Wednesday 23 September 2020



In Death Of A Diva, published by Fahrenheit Press, Danny Bird has big plans and they all rest on the launch of his new pub where Lyra Day is set to kick off an evening of high camp with renditions of her long-distant greatest hits. Lyra hasn't read the script and choses the moment to leave with maximum impact, only her departure is not of her choosing. She's found poisoned by a pill even more bitter than she is and there don't seem to be many possible suspects to pin it on, Danny being right at the front of that queue. 

And so begins Danny's quest to solve the case. 

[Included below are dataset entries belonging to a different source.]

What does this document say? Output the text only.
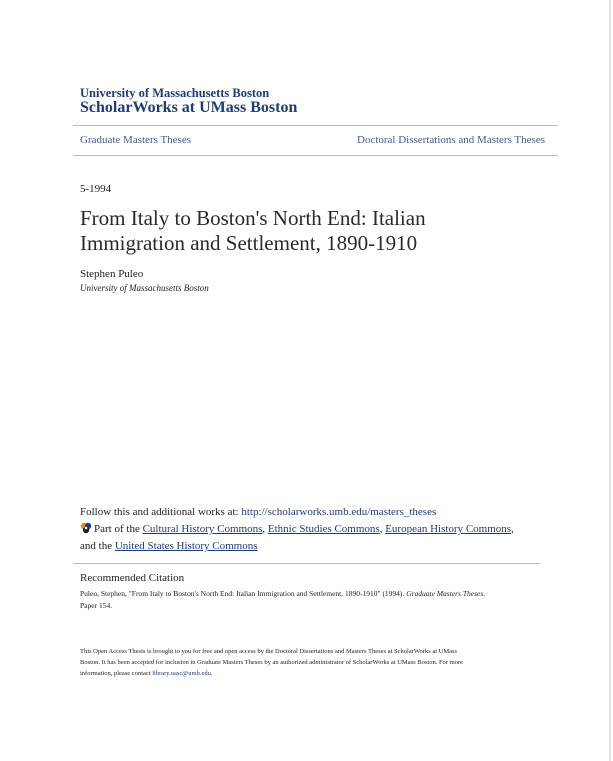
University of Massachusetts Boston
ScholarWorks at UMass Boston
Graduate Masters Theses	Doctoral Dissertations and Masters Theses
5-1994
From Italy to Boston's North End: Italian
Immigration and Settlement, 1890-1910
Stephen Puleo
University of Massachusetts Boston
Follow this and additional works at: http://scholarworks.umb.edu/masters_theses
Part of the Cultural History Commons, Ethnic Studies Commons, European History Commons,
and the United States History Commons
Recommended Citation
Puleo, Stephen, "From Italy to Boston's North End: Italian Immigration and Settlement, 1890-1910" (1994). Graduate Masters Theses.
Paper 154.
This Open Access Thesis is brought to you for free and open access by the Doctoral Dissertations and Masters Theses at ScholarWorks at UMass
Boston. It has been accepted for inclusion in Graduate Masters Theses by an authorized administrator of ScholarWorks at UMass Boston. For more
information, please contact library.uasc@umb.edu.
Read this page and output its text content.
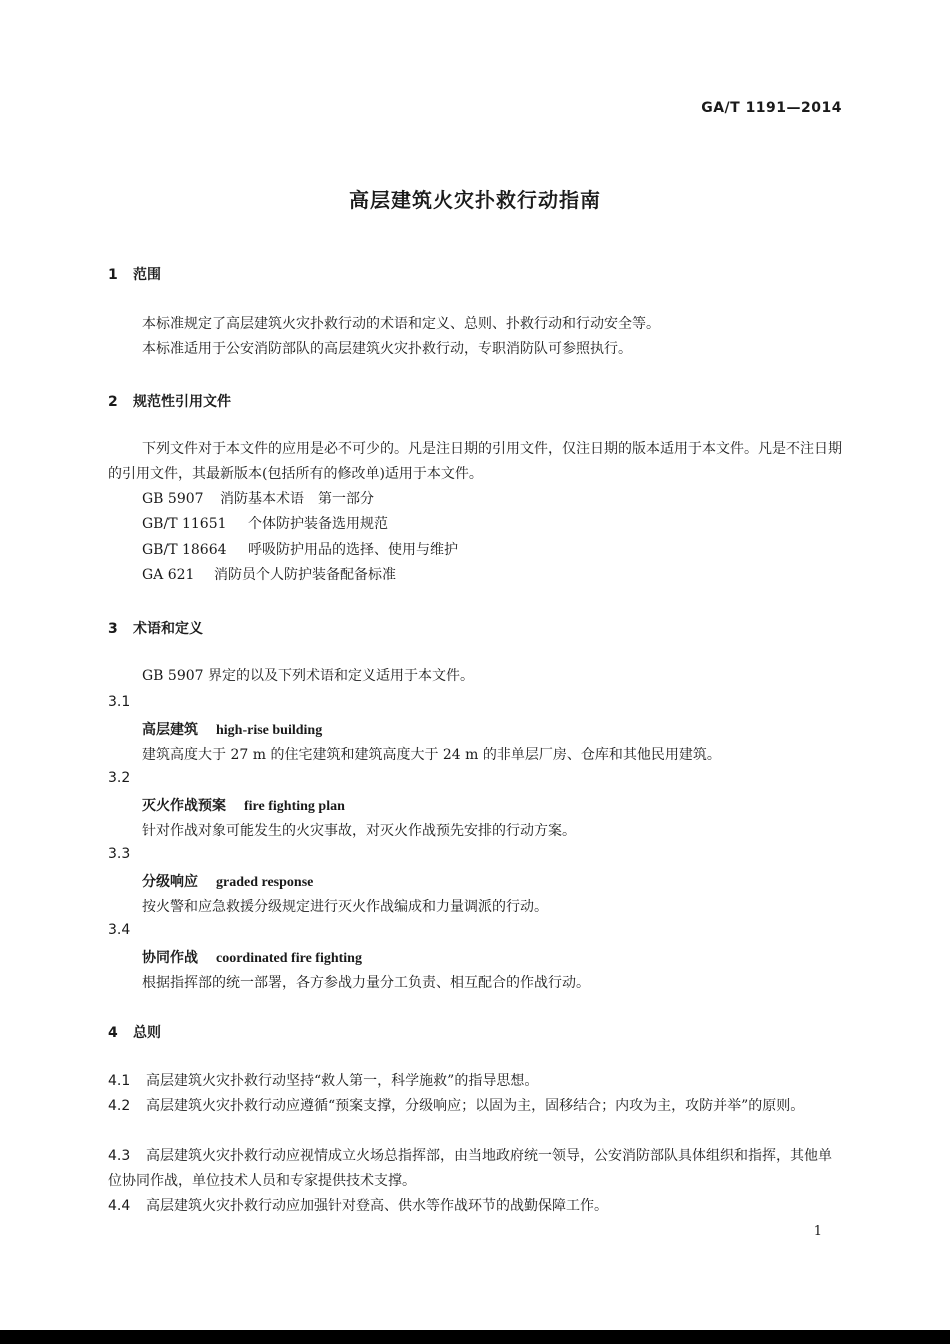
GA/T 1191—2014
高层建筑火灾扑救行动指南
1 范围
本标准规定了高层建筑火灾扑救行动的术语和定义、总则、扑救行动和行动安全等。
本标准适用于公安消防部队的高层建筑火灾扑救行动，专职消防队可参照执行。
2 规范性引用文件
下列文件对于本文件的应用是必不可少的。凡是注日期的引用文件，仅注日期的版本适用于本文件。凡是不注日期的引用文件，其最新版本(包括所有的修改单)适用于本文件。
GB 5907 消防基本术语　第一部分
GB/T 11651 个体防护装备选用规范
GB/T 18664 呼吸防护用品的选择、使用与维护
GA 621 消防员个人防护装备配备标准
3 术语和定义
GB 5907 界定的以及下列术语和定义适用于本文件。
3.1
高层建筑 high-rise building
建筑高度大于 27 m 的住宅建筑和建筑高度大于 24 m 的非单层厂房、仓库和其他民用建筑。
3.2
灭火作战预案 fire fighting plan
针对作战对象可能发生的火灾事故，对灭火作战预先安排的行动方案。
3.3
分级响应 graded response
按火警和应急救援分级规定进行灭火作战编成和力量调派的行动。
3.4
协同作战 coordinated fire fighting
根据指挥部的统一部署，各方参战力量分工负责、相互配合的作战行动。
4 总则
4.1 高层建筑火灾扑救行动坚持“救人第一，科学施救”的指导思想。
4.2 高层建筑火灾扑救行动应遵循“预案支撑，分级响应；以固为主，固移结合；内攻为主，攻防并举”的原则。
4.3 高层建筑火灾扑救行动应视情成立火场总指挥部，由当地政府统一领导，公安消防部队具体组织和指挥，其他单位协同作战，单位技术人员和专家提供技术支撑。
4.4 高层建筑火灾扑救行动应加强针对登高、供水等作战环节的战勤保障工作。
1
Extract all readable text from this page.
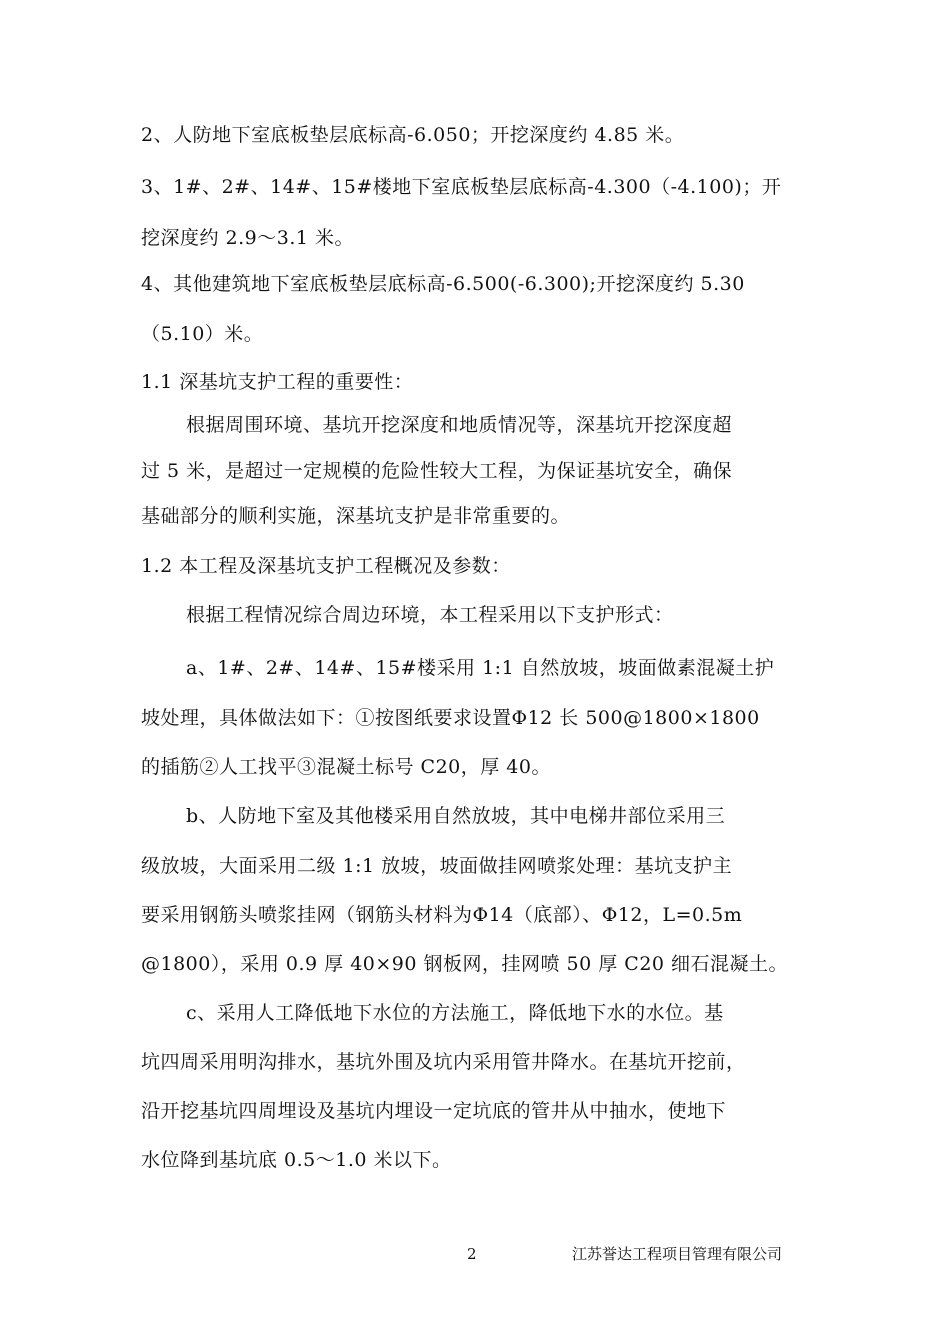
2、人防地下室底板垫层底标高-6.050；开挖深度约 4.85 米。
3、1#、2#、14#、15#楼地下室底板垫层底标高-4.300（-4.100)；开
挖深度约 2.9～3.1 米。
4、其他建筑地下室底板垫层底标高-6.500(-6.300);开挖深度约 5.30
（5.10）米。
1.1 深基坑支护工程的重要性：
根据周围环境、基坑开挖深度和地质情况等，深基坑开挖深度超
过 5 米，是超过一定规模的危险性较大工程，为保证基坑安全，确保
基础部分的顺利实施，深基坑支护是非常重要的。
1.2 本工程及深基坑支护工程概况及参数：
根据工程情况综合周边环境，本工程采用以下支护形式：
a、1#、2#、14#、15#楼采用 1:1 自然放坡，坡面做素混凝土护
坡处理，具体做法如下：①按图纸要求设置Φ12 长 500@1800×1800
的插筋②人工找平③混凝土标号 C20，厚 40。
b、人防地下室及其他楼采用自然放坡，其中电梯井部位采用三
级放坡，大面采用二级 1:1 放坡，坡面做挂网喷浆处理：基坑支护主
要采用钢筋头喷浆挂网（钢筋头材料为Φ14（底部）、Φ12，L=0.5m
@1800），采用 0.9 厚 40×90 钢板网，挂网喷 50 厚 C20 细石混凝土。
c、采用人工降低地下水位的方法施工，降低地下水的水位。基
坑四周采用明沟排水，基坑外围及坑内采用管井降水。在基坑开挖前，
沿开挖基坑四周埋设及基坑内埋设一定坑底的管井从中抽水，使地下
水位降到基坑底 0.5～1.0 米以下。
2	江苏誉达工程项目管理有限公司
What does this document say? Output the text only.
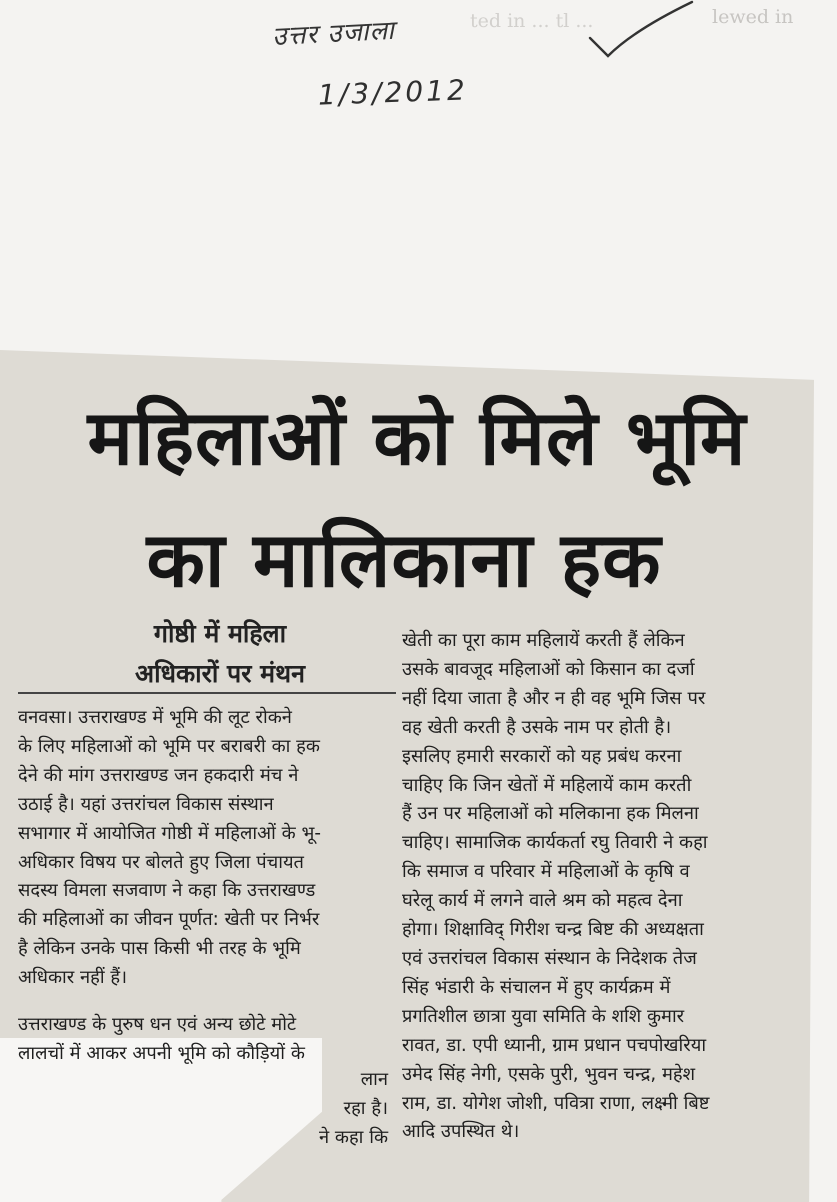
ted in ... tl ...	lewed in
उत्तर उजाला
1/3/2012
महिलाओं को मिले भूमि
का मालिकाना हक
गोष्ठी में महिला
अधिकारों पर मंथन

वनवसा। उत्तराखण्ड में भूमि की लूट रोकने
के लिए महिलाओं को भूमि पर बराबरी का हक
देने की मांग उत्तराखण्ड जन हकदारी मंच ने
उठाई है। यहां उत्तरांचल विकास संस्थान
सभागार में आयोजित गोष्ठी में महिलाओं के भू-
अधिकार विषय पर बोलते हुए जिला पंचायत
सदस्य विमला सजवाण ने कहा कि उत्तराखण्ड
की महिलाओं का जीवन पूर्णत: खेती पर निर्भर
है लेकिन उनके पास किसी भी तरह के भूमि
अधिकार नहीं हैं।

उत्तराखण्ड के पुरुष धन एवं अन्य छोटे मोटे
लालचों में आकर अपनी भूमि को कौड़ियों के

लान
रहा है।
ने कहा कि

खेती का पूरा काम महिलायें करती हैं लेकिन
उसके बावजूद महिलाओं को किसान का दर्जा
नहीं दिया जाता है और न ही वह भूमि जिस पर
वह खेती करती है उसके नाम पर होती है।
इसलिए हमारी सरकारों को यह प्रबंध करना
चाहिए कि जिन खेतों में महिलायें काम करती
हैं उन पर महिलाओं को मलिकाना हक मिलना
चाहिए। सामाजिक कार्यकर्ता रघु तिवारी ने कहा
कि समाज व परिवार में महिलाओं के कृषि व
घरेलू कार्य में लगने वाले श्रम को महत्व देना
होगा। शिक्षाविद् गिरीश चन्द्र बिष्ट की अध्यक्षता
एवं उत्तरांचल विकास संस्थान के निदेशक तेज
सिंह भंडारी के संचालन में हुए कार्यक्रम में
प्रगतिशील छात्रा युवा समिति के शशि कुमार
रावत, डा. एपी ध्यानी, ग्राम प्रधान पचपोखरिया
उमेद सिंह नेगी, एसके पुरी, भुवन चन्द्र, महेश
राम, डा. योगेश जोशी, पवित्रा राणा, लक्ष्मी बिष्ट
आदि उपस्थित थे।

On his journey he meets a cast of grimly entertaining folk, each of whom has a story to tell. There's also a rather handsome policeman who Danny gets on with rather well and may well be the antidote to a heart that was broken by his former lover and the window cleaner. 

While there's a crime at the centre of the plot, it's not always centre stage. The murder is a vehicle that allows us to journey through a series of meetings and experiences in a way that made me laugh as much as anything else. The dialogue and description are packed with humour ranging from the pun to the straight gag to the innuendo. In many ways, the Britishness is reminiscent of the excellent Paul D Brazill and I reckon these two would make an ominous pairing should they ever choose to collaborate.

Very enjoyable and pleasingly light (in a dark kind of way).